Farmers Stand Firm: No Increase to B+LNZ Director Fees Amid Economic Strain

TL;DR: At their annual meeting, 66% of B+LNZ voting farmers rejected a proposed increase to director fees, reflecting broader concerns over current financial strains. The proposal sought to raise the total director fees pool to $475,000 annually. Amidst economic challenges, the farming community calls for fiscal restraint, mirroring their own financial pressures.

In a decisive move at Beef + Lamb New Zealand’s (B+LNZ) recent annual meeting in Nelson, a significant majority of farmers voiced their opposition to a proposed hike in director fees. With 66% of votes cast against the motion, the suggestion to increase the director fees pool by $73,500 to a total of $475,000 per annum was firmly rejected.

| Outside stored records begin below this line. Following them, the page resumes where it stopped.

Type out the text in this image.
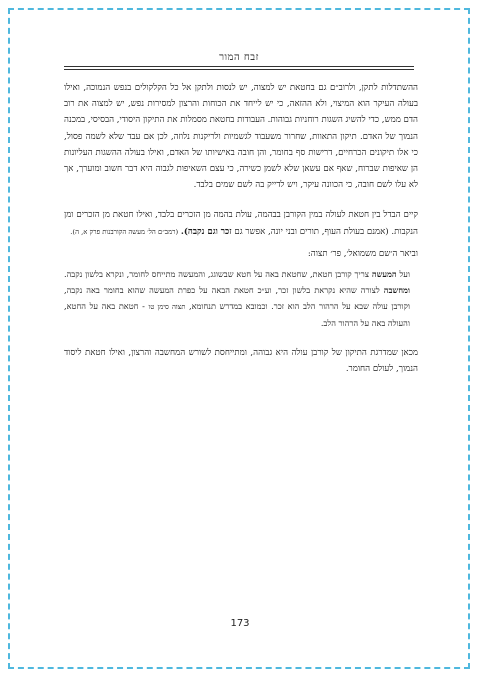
זבח המור

ההשתדלות לתקן, ולרוב״ם גם בחטאת יש למצוה, יש לנסות ולתקן אל כל הקלקולים בנפש הנמוכה, ואילו בעולה העיקר הוא המיצוי, ולא ההזאה, כי יש לייחד את הכוחות והרצון למסירות נפש, יש למצוה את רוב הדם ממש, כדי להשיג השגות רוחניות גבוהות. העבודות בחטאת מסמלות את התיקון היסודי, הבסיסי, במכנה הנמוך של האדם. תיקון התאוות, שחרור משעבוד לגשמיות ולריקנות נלוזה, לכן אם עבד שלא לשמה פסול, כי אלו תיקונים הכרחיים, דרישות סף בחומר, והן חובה באישיותו של האדם, ואילו בעולה ההשגות העליונות הן שאיפות שברוח, שאף אם עשאן שלא לשמן כשירה, כי עצם השאיפות לגבוה היא דבר חשוב ומוערך, אך לא עלו לשם חובה, כי הכוונה עיקר, ויש לדייק בה לשם שמים בלבד.

קיים הבדל בין חטאת לעולה במין הקורבן בבהמה, עולת בהמה מן הזכרים בלבד, ואילו חטאת מן הזכרים ומן הנקבות. (אמנם בעולת העוף, תורים ובני יונה, אפשר גם זכר וגם נקבה). (רמב״ם הל׳ מעשה הקורבנות פרק א, ה).

וביאר ה׳שם משמואל׳, פר׳ תצוה:

ועל המעשה צריך קורבן חטאת, שחטאת באה על חטא שבשוגג, והמעשה מתייחס לחומר, ונקרא בלשון נקבה. ומחשבה לצורה שהיא נקראת בלשון זכר, וע״כ חטאת הבאה על כפרת המעשה שהוא בחומר באה נקבה, וקורבן עולה שבא על הרהור הלב הוא זכר. וכמובא במדרש תנחומא, תצוה סימן טו - חטאת באה על החטא, והעולה באה על הרהור הלב.

מכאן שמדרגת התיקון של קורבן עולה היא גבוהה, ומתייחסת לשורש המחשבה והרצון, ואילו חטאת ליסוד הנמוך, לעולם החומר.

173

This proposal would have seen the chair’s annual fee rise to $90,000 from $76,220, while each director’s compensation would have increased to $45,000 from the current $38,110. Additionally, the allocation for extra directorial duties was slated to expand to $25,000, up from $20,000.

The rejection underscores a wider sentiment of fiscal prudence among the farming community, particularly in light of the current economic climate. Toby Williams, Federated Farmers meat and wool chair and a sheep farmer from Gisborne, expressed little surprise at the outcome.

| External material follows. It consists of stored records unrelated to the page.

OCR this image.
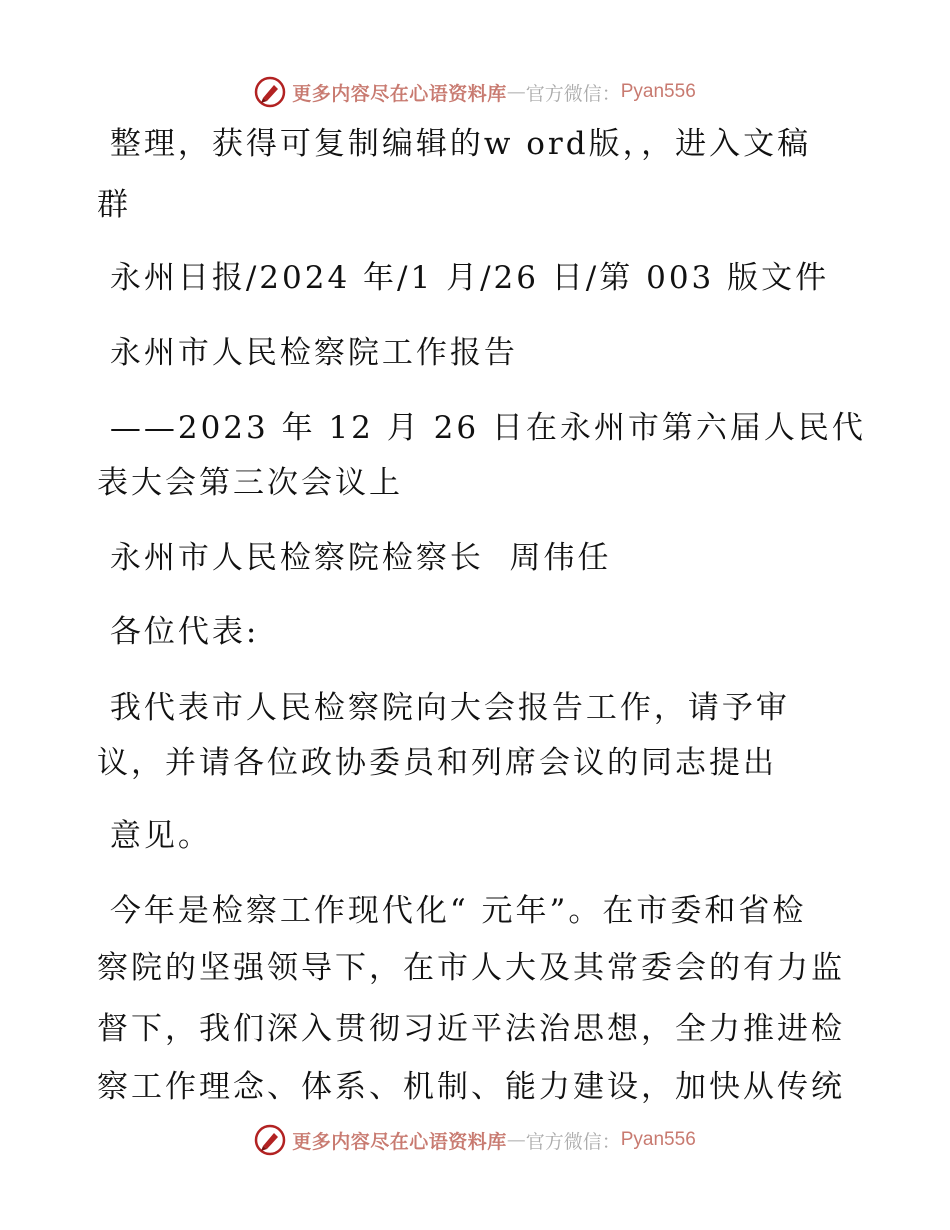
更多内容尽在心语资料库 — 官方微信： Pyan556
整理，获得可复制编辑的w ord版，，进入文稿
群
永州日报/2024 年/1 月/26 日/第 003 版文件
永州市人民检察院工作报告
——2023 年 12 月 26 日在永州市第六届人民代
表大会第三次会议上
永州市人民检察院检察长  周伟任
各位代表:
我代表市人民检察院向大会报告工作，请予审
议，并请各位政协委员和列席会议的同志提出
意见。
今年是检察工作现代化“ 元年”。在市委和省检
察院的坚强领导下，在市人大及其常委会的有力监
督下，我们深入贯彻习近平法治思想，全力推进检
察工作理念、体系、机制、能力建设，加快从传统
更多内容尽在心语资料库 — 官方微信： Pyan556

He highlighted the financial hardships faced by farmers, stating, “Farmers are finding it tough, and they believe everyone else should be tightening their belts too.”

Williams also critiqued the timing of the proposal and pointed out the relatively low voter turnout, with only 12% of farmers participating. Of the 1,540 farmers who voted, 976 opposed the fee increase, 510 supported it, and 54 abstained.

Despite the setback on director fees, a second resolution regarding the appointment of the auditor received overwhelming support, with 96% approval from voting farmers.

Chair Kate Acland acknowledged the vote’s outcome, respecting the clear message from farmers regarding the current economic hardships. She indicated that, although B+LNZ’s director fees remain below industry benchmarks, the issue would be revisited when conditions improve.

The meeting also saw the passage of three farmer-sponsored resolutions, reflecting the community’s strong views on emissions, the impact of NZ ruminants on global warming, and resistance to genetically engineered practices.

These decisions highlight the farming community’s active engagement in shaping the future of agriculture in New Zealand, prioritising sustainability and environmental responsibility even amid financial challenges.